Thursday, October 13, 2005

I feel self-doubt just crashing down around me. It's fucking annoying.

I admit to have created/exaggerated my writing skills by referencing them all the time, but I still feel that there was some base of truth. I may have told a lot of people that I was a good writer. They may have believed me without reading anything I had written, but still I thought there was something behind my boasts. I guess not.

I'm not even comfortable with the thought that I'm just decent. If there is a selection of 29 writers I really thought I would be at the top, easily top 10. The chance that I was #15 of 14 selections offers me nothing. I want to be in the top couple. I know I can research. Research is what I fucking do. I thought I was a neither a researcher or a writer. I hoped I was simultaneously both, and that I was above average at both. Clearly I was wrong. Clearly I can't handle rejection, but this school tends to do this shit often.

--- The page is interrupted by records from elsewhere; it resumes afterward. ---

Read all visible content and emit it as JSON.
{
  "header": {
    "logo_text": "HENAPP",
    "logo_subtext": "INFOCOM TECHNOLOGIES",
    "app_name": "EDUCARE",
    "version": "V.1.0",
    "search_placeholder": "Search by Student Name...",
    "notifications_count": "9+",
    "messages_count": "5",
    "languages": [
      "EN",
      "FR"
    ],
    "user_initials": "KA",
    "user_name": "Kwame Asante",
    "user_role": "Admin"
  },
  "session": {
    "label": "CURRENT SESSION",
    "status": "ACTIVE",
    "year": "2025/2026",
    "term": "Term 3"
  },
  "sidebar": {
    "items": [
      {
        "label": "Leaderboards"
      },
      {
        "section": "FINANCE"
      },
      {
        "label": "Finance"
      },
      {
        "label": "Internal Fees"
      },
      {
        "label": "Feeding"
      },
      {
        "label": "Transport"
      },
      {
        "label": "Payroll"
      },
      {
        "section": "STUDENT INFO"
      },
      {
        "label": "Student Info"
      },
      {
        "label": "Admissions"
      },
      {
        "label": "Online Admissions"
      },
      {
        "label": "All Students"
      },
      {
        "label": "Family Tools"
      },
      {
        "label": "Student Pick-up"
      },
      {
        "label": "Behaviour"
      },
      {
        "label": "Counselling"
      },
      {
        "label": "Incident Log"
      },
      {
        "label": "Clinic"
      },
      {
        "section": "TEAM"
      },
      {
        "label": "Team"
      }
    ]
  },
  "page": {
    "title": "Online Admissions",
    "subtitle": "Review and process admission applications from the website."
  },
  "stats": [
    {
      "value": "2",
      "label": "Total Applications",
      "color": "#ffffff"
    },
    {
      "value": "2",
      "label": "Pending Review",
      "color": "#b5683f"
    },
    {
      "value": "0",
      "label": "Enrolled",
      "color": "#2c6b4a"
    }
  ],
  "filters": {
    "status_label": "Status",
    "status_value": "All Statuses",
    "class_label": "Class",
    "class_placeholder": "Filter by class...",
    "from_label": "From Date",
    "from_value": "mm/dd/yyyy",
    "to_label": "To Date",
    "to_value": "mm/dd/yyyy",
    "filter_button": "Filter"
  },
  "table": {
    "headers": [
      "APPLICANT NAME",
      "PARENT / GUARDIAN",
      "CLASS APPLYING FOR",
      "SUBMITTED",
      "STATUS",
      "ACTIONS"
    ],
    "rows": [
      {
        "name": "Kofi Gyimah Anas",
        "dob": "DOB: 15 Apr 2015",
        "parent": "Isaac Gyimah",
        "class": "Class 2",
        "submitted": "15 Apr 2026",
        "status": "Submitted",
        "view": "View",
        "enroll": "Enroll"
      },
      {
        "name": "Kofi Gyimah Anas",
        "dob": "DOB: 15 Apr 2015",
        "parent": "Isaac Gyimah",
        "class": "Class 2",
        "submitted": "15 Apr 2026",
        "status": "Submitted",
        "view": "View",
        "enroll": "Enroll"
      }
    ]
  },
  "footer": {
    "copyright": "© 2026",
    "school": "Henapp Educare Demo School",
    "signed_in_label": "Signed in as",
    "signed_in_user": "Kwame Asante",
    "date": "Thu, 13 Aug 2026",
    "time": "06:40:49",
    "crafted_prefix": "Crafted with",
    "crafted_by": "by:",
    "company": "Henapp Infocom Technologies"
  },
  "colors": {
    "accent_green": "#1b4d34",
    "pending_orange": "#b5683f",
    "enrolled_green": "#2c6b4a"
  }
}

"We strongly encourage rejected applicants to apply again." Ehh Ehhh FUCK YOU.

I need to delve into capitalism. The only ridiculously obvious thing I have learned about life is that "things happen to people." Good stuff happens to bad people, bad stuff to good, and sometimes the other two combinations occur too (but fuck those). I repeat: I need to delve into capitalism.

There is nothing to be gained by sitting around twidling your thumbs like I have for almost 20 years. You may have a slightly firmer grasp on the nature of reality and perhaps even human nature. Fuck I probably know a little more about ethics than other people too, but I have got nothing to show for it. Writing and thinking and absolving ignorance has proven useless to me and those around me. I have gained nothing but angst, and I have boatloads of it now.

This should not be my reaction. I should not run in the opposite direction whenever an obstacle impedes my path. But fuck commitment. I was committed to that shit anyway. I was doing it for the free booze. First I got the big fat DING for the Regents scholarship. A few months later I got another DING for the TAP. Now it's been DING DING DING. In boxing that's a fucking knock out--end of match. UCLA is dancing around with its arm up to the sky while I'm shuffled off to the nurse's office.

The worst part is that now I have nothing to do. I had put a lot of weight in that plan, never imagining that it wouldn't come through (double negative, maybe that's why I didn't make the cut). There is no plan b. There is no possible plan b. Even if I do mentorship it will only take up 8, maybe 12 hours. My classes are difficult, sure, but not time consuming. And now I have no way to meet anybody. I'm not going to do anything politcal, because that shit is retarded.

I'm done. This has been an lesson in how not to write.